When the market is shaky, it's human nature to want to pull your money out. But that can be risky for a few reasons.

For one, a drop in stock prices doesn't necessarily mean a crash is looming. If you sell all your investments thinking the market is going to sink, there's always a chance stock prices could bounce back immediately.

If that happens, you'll miss out on those gains. Also, unless you plan to stop investing forever, you'll need to reinvest your money at some point. If the market has gone up since you sold your stocks, you could end up paying a premium for the exact same stocks you just sold.

Selling your stocks to try to avoid the impact of volatility essentially involves timing the market, which is an extremely difficult and risky strategy. If you sell your stocks and the market rebounds, you're in a tough spot. But if you sell too late and prices have already plummeted, you may be selling at a loss.

How to keep your money safer

While it may sound counterintuitive, one of the best ways to help your investments survive periods of volatility is to do nothing.

Market downturns are daunting, but they don't last forever. While it may take months or even years, the stock market will eventually bounce back. And when it does, your investments should rebound along with it.

Taking a long-term approach is one of the most effective ways to avoid losing money. Although your stocks may take a hit in the short term if the market falls, you don't actually lose anything unless you sell. By simply holding your investments for the long term regardless of what the market is doing, you can ride out the storm.

The key, then, is to make sure you're investing in the right places.

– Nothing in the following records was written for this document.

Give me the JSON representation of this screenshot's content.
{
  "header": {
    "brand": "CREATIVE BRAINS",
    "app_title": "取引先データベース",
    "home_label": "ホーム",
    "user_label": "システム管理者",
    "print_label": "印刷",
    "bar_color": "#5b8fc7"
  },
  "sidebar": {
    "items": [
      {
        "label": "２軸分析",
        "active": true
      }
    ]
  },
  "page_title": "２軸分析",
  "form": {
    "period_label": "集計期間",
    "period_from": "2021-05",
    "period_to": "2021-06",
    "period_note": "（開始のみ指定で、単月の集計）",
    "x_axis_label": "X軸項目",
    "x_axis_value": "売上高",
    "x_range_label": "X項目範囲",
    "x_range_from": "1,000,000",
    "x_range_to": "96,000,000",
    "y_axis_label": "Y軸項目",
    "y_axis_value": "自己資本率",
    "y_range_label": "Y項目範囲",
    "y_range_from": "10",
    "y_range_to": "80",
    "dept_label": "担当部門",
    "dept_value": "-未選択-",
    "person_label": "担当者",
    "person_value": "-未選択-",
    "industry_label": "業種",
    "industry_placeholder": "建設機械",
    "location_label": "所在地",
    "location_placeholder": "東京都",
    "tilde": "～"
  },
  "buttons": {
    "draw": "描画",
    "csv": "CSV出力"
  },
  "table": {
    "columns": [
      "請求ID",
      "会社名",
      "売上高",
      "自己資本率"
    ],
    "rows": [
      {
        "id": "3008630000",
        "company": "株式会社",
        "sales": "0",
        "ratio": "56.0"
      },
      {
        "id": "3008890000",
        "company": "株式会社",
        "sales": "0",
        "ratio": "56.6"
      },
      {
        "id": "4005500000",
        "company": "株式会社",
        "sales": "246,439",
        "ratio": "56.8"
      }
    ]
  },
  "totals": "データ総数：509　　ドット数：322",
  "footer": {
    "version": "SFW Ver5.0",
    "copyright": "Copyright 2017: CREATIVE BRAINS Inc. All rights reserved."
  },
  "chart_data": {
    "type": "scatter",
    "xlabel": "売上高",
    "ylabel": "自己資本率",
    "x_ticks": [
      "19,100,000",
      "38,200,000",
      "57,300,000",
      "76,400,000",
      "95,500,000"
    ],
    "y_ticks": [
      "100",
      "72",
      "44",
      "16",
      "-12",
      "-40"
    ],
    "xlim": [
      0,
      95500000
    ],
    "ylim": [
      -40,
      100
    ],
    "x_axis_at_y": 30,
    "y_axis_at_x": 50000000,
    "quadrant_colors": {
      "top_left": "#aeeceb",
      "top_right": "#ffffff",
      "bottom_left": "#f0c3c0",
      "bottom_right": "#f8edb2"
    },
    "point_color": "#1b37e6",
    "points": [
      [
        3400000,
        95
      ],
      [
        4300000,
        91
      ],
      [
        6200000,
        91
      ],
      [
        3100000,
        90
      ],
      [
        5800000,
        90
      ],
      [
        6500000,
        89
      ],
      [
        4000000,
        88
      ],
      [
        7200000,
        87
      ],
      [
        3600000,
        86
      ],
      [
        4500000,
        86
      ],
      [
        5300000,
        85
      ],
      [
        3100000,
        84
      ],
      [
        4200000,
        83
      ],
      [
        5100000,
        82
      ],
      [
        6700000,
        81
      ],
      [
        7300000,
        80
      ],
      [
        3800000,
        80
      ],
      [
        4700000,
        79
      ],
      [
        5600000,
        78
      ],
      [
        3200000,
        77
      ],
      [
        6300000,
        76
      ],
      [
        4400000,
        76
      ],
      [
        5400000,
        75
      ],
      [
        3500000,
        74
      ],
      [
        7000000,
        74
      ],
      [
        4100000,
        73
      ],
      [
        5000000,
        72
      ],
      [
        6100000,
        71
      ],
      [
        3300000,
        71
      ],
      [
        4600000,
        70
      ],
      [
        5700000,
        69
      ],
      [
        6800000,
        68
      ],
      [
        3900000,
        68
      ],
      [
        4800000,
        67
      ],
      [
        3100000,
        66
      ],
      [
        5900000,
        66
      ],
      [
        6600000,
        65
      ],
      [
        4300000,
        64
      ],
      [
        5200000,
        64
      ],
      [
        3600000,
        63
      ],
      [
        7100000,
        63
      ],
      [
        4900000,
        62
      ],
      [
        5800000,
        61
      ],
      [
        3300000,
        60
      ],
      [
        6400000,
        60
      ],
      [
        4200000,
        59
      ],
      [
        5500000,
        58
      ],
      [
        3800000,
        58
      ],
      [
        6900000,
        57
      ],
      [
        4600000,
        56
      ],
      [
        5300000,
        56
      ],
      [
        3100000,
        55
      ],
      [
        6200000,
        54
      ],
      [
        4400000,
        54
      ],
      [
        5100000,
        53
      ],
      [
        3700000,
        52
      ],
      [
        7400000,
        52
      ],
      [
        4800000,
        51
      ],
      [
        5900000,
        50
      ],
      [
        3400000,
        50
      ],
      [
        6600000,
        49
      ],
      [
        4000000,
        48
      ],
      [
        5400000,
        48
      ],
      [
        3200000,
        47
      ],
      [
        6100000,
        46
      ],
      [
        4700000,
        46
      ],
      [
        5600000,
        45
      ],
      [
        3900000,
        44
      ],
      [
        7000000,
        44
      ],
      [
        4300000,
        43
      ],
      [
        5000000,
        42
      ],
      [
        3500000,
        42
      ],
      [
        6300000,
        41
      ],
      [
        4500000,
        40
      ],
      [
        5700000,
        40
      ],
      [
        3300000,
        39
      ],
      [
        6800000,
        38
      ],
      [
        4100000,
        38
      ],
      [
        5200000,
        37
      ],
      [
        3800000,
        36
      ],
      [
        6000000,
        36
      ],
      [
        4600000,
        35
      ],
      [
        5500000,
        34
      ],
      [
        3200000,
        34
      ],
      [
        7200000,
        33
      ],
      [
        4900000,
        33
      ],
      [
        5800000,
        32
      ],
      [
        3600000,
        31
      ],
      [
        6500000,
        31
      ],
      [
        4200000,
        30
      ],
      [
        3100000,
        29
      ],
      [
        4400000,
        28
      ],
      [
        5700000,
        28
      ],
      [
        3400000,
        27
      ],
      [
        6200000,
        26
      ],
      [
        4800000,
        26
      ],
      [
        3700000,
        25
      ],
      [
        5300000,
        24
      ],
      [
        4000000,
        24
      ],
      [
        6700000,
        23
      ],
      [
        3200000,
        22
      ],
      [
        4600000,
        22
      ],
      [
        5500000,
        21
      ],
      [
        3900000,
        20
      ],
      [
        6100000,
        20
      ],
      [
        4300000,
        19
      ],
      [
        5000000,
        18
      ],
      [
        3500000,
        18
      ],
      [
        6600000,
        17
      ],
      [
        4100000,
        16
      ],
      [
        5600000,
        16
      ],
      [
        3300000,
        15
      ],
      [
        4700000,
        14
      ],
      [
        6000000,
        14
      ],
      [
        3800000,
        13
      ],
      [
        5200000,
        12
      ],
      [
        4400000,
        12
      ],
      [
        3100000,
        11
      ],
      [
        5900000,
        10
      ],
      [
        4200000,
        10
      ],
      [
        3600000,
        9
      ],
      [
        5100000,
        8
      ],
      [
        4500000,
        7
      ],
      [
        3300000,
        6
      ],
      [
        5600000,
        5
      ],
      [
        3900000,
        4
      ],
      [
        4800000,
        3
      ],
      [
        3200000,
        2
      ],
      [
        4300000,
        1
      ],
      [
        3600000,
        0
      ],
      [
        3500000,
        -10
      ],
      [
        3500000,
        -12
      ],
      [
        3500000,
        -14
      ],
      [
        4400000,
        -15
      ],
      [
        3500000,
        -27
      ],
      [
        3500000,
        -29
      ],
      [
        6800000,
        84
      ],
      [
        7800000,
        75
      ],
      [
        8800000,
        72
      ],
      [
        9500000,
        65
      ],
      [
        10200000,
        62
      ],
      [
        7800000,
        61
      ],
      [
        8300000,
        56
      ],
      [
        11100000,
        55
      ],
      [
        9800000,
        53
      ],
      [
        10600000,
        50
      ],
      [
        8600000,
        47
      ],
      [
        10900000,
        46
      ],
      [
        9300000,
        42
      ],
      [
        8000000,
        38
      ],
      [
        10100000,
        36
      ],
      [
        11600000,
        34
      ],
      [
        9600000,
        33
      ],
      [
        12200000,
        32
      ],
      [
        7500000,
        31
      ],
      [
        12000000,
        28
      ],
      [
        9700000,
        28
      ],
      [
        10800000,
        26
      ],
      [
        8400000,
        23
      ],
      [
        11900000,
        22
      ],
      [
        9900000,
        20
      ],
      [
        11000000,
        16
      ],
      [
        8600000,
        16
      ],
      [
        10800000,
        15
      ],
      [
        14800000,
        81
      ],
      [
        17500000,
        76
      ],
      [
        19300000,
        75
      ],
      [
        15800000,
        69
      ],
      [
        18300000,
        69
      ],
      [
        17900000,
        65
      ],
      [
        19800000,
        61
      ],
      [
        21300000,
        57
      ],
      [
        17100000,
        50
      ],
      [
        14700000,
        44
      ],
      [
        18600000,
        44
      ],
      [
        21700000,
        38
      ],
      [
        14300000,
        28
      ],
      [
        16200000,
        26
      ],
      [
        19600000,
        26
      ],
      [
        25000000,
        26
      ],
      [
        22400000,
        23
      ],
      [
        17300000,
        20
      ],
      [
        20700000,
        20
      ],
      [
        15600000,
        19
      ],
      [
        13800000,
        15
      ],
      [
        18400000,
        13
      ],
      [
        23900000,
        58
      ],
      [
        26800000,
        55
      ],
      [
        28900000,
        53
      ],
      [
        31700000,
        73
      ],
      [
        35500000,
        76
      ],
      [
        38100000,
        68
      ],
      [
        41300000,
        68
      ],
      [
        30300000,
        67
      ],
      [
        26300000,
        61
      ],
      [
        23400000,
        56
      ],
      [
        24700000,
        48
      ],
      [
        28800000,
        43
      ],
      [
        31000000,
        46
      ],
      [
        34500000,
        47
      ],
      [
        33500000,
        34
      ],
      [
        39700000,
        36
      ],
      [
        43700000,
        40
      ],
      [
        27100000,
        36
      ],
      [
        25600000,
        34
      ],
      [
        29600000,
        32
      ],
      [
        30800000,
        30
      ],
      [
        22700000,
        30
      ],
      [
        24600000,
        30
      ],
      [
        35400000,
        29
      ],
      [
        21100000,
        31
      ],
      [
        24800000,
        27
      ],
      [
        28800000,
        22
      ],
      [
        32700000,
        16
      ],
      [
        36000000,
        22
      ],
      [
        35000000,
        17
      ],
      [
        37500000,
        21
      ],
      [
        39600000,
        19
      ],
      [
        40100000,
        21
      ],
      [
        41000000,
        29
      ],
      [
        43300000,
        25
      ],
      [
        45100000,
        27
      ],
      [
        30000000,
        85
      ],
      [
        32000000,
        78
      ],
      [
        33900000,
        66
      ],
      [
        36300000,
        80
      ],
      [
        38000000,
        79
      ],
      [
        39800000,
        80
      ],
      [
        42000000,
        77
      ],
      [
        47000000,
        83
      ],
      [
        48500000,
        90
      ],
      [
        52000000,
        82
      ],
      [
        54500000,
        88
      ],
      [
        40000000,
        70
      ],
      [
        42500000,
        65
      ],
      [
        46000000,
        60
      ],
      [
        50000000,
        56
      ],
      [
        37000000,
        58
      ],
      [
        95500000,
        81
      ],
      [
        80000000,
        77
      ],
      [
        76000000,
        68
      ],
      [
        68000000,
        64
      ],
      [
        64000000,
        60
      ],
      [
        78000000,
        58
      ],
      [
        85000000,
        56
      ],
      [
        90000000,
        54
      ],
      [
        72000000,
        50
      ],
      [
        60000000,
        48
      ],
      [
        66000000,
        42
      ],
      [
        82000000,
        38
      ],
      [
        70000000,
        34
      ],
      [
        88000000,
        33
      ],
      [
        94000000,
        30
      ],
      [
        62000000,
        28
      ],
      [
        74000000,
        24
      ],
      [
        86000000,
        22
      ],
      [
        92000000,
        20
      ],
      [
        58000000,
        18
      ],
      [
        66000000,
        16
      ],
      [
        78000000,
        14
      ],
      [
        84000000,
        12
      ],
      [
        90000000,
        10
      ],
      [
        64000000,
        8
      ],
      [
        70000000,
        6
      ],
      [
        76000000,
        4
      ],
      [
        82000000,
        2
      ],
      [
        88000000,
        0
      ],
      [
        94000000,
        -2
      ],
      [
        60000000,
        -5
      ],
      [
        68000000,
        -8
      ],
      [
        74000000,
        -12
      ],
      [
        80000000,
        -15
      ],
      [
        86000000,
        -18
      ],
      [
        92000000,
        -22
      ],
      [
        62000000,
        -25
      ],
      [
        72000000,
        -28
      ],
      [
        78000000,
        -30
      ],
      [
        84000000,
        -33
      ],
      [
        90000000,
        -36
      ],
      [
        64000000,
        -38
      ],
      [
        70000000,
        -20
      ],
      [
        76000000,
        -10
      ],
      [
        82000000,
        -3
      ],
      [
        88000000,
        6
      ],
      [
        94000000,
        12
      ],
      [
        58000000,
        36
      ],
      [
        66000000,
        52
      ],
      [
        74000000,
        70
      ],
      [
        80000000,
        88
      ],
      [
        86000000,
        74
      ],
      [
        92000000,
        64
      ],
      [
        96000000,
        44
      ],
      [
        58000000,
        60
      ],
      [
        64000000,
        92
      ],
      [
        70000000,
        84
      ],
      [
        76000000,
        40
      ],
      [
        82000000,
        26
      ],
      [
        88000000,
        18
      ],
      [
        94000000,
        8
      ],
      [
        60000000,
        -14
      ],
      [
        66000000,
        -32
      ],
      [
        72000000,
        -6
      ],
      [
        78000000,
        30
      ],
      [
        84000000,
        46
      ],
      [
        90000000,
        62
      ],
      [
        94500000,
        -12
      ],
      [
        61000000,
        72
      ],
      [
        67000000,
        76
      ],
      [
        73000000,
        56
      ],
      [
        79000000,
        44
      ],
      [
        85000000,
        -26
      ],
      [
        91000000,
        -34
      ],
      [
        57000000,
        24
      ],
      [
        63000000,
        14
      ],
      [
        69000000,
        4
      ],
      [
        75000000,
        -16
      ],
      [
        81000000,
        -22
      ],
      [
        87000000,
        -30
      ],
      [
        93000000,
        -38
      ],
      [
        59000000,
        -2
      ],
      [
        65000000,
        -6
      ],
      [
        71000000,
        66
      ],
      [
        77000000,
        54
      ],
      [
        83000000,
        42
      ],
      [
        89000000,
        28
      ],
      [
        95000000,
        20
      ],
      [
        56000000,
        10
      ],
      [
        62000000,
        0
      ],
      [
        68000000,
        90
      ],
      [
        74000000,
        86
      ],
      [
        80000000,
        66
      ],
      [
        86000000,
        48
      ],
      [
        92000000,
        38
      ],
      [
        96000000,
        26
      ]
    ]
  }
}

Not all stocks are strong enough to survive a market downturn, but healthy companies with solid fundamentals have the best chance of pulling through. The more of these stocks you have in your portfolio, the better off you'll be.

Stock-market volatility can be nerve-racking, but it's easier than you might think to protect your savings. By choosing the right investments and holding them for the long term, you can rest easier knowing your money is as safe as possible.